Forests Week: A poster child for deforestation, palm oil is slowly moving towards sustainability
The European Union (EU) is a major consumer of agricultural commodities, grown or reared around the world in areas which used to be forests.
When we buy our sugar, coffee, chocolate, leather, burgers, soy milk or wooden garden chairs we may be helping to fund deforestation.
It is estimated that 53 per cent of those areas cleared in recent decades have been for a variety of agricultural commodities and, through its collective consumption, the EU has become one of world’s major drivers of deforestation.
It is not only deforestation that has been a problem for cash crops – abuse of the rights of local communities and indigenous peoples, child labour, pollution, wildlife declines and the destruction of habitats such as grasslands and marshes have all been linked to agriculture, notably the palm oil, beef, soy and timber industries..
In response to such concerns, there has been an increasing number of transparency initiatives, certification schemes, private sector and government commitments, all pledging increased sustainability.
However, much confusion has arisen as to what ‘sustainability’ really means and what each will deliver. Moreover, as many of these endeavours are voluntary or self-policing, implementation has been slow and independent verification lacking.
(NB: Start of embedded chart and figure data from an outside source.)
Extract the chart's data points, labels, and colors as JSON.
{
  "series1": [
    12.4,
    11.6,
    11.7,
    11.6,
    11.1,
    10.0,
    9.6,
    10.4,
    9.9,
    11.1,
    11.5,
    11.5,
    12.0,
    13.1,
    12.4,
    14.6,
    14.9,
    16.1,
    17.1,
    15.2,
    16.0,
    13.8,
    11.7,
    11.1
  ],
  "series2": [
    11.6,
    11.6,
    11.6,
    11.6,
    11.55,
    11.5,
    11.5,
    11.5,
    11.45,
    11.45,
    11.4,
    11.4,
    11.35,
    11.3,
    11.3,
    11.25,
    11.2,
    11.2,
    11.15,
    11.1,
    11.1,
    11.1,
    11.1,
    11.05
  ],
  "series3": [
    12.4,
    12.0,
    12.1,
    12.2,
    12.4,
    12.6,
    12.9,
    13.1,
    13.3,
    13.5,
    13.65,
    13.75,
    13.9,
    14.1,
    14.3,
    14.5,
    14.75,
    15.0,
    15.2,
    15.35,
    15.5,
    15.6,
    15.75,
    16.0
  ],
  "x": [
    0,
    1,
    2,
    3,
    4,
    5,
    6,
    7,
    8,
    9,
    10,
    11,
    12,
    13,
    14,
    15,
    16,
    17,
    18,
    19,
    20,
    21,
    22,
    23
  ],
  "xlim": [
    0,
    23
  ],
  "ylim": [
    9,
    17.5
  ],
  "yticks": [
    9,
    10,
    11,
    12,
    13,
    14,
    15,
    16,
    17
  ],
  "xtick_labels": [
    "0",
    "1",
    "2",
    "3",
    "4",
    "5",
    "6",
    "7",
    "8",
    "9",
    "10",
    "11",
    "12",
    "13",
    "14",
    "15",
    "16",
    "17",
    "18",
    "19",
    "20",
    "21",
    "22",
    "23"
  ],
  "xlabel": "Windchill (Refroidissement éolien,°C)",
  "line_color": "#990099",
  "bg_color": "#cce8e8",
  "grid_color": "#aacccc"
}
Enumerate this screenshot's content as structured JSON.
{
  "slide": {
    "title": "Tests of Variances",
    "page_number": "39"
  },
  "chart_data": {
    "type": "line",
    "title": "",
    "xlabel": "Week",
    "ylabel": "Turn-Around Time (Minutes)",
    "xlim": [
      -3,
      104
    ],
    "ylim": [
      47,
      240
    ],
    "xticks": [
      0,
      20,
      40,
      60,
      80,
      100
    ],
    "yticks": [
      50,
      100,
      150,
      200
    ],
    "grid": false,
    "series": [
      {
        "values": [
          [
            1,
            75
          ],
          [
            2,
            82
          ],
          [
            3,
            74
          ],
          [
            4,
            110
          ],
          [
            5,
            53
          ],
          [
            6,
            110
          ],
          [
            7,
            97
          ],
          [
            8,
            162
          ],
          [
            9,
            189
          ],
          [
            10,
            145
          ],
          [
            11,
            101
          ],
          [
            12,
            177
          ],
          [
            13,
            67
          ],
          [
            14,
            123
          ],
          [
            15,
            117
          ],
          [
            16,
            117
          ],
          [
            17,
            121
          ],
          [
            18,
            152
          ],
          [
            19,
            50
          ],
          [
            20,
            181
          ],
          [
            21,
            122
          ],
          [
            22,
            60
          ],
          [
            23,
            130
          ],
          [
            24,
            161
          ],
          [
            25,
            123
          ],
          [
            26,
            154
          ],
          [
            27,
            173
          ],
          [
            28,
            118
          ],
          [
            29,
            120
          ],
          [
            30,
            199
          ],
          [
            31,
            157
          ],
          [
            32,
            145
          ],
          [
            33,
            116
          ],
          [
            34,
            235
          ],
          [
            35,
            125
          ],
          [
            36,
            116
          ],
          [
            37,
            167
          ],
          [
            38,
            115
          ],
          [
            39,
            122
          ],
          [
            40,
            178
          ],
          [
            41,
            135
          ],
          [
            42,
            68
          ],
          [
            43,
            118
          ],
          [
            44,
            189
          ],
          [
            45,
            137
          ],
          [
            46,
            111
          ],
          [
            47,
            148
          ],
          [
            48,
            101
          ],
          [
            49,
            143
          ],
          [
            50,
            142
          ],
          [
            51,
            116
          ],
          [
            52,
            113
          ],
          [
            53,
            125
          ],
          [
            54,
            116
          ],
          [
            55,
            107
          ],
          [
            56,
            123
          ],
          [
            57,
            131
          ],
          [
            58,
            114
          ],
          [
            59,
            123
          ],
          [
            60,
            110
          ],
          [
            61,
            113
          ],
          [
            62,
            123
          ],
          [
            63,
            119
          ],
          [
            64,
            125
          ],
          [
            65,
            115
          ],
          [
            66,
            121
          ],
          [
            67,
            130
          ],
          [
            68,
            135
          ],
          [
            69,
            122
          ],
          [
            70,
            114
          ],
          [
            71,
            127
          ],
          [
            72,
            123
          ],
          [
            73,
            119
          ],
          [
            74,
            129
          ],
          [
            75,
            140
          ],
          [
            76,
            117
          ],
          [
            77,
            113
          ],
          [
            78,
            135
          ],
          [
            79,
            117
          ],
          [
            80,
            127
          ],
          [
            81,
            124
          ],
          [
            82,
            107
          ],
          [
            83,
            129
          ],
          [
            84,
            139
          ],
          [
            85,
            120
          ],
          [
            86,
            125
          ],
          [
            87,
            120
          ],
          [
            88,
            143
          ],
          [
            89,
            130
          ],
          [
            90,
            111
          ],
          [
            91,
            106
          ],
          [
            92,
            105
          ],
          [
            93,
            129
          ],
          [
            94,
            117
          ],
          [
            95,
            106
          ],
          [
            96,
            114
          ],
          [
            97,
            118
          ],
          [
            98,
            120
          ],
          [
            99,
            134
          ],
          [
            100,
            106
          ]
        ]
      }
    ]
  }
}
Our Forests campaigners work with a particular emphasis on increasing the sustainability of palm oil. As the world’s most-consumed vegetable oil, it is found in hundreds of different products, often in tiny amounts – an estimated half of all supermarket goods contain palm oil, ranging from chocolate, biscuits and bread to frozen foods, laundry detergents and shampoos.
Palm oil hit the UK headlines this year when the supermarket Iceland announced it was removing palm oil from all of its own-brand products as it believes there is no such thing as ‘sustainable’ palm oil. Now the high-end department store Selfridges is stocking Iceland’s own-brand mince pies in the run-up to Christmas and aims to become palm oil-free itself by the end of 2019 over similar sustainability concerns.
Boycotting palm oil is generally not considered the answer. Palm oil is one of most efficient crops per hectare and substitution risks other crops being used which cause just as many problems. Palm oil, potentially, can be sustainable but we need better assurance of it.
The Roundtable on Sustainable Palm Oil (RSPO), considered the best palm oil certification scheme, has not sufficiently delivered on sustainability and we have called for it to robustly include measures to ensure forests are not cleared to make way for oil palm plantations. A new RSPO standard is set to be adopted next week, which will better incorporate standards of no deforestation.
Likewise, the Indonesian Sustainable Palm Oil (ISPO) certification scheme needs major reform. We and our local partners in the country have been keenly involved in the reform process and producing position papers; in September, Indonesian President Joko Widodo halted the signing of a new weak ISPO following the voicing of such concerns.
Multiple palm oil companies have voluntarily adopted stricter, progressive sustainability commitments themselves. Yet these lack standardisation, are not uniformly adopted and are not legally binding. We have been actively tracking the fulfillment of these commitments.
We believe there is an urgent need for European-level regulation to ensure palm oil and other commodities are genuinely sustainable and deforestation-free. Drawing on other regulations, such as the EU Timber Regulation focused on combating illegal timber, we are calling for new due diligence legislation to ensure deforestation-free, sustainable and legal imports and are working to drive such new legislative changes in both the EU and the UK as part of the UK NGO Forest Coalition.
Together with several other European NGOs, we have called on the European Commission to develop an Action Plan on Deforestation and Forest Degradation (EUAPDD). Many EU Member states have heard our concerns and, in September, the European Parliament overwhelmingly adopted a resolution in favour of EU action on forests. In response to the resolution, we are expecting the EU to put forth an EUAPDD soon. To make this a reality, we remain in continuous dialogue with EU through face-to-face meetings, letters, statements and social media communications.
An all-inclusive approach, which we support, has been outlined in an EU Forest Manifesto which highlights the need to address the rights of indigenous people, land tenure, agriculture policies and climate change.
Additionally, we strongly urge that trade agreements, financial institutions and public agencies do not lend or invest in companies that contribute to deforestation or violate human rights.
As consumption increases worldwide, we hope to see such regulation developed in other markets too.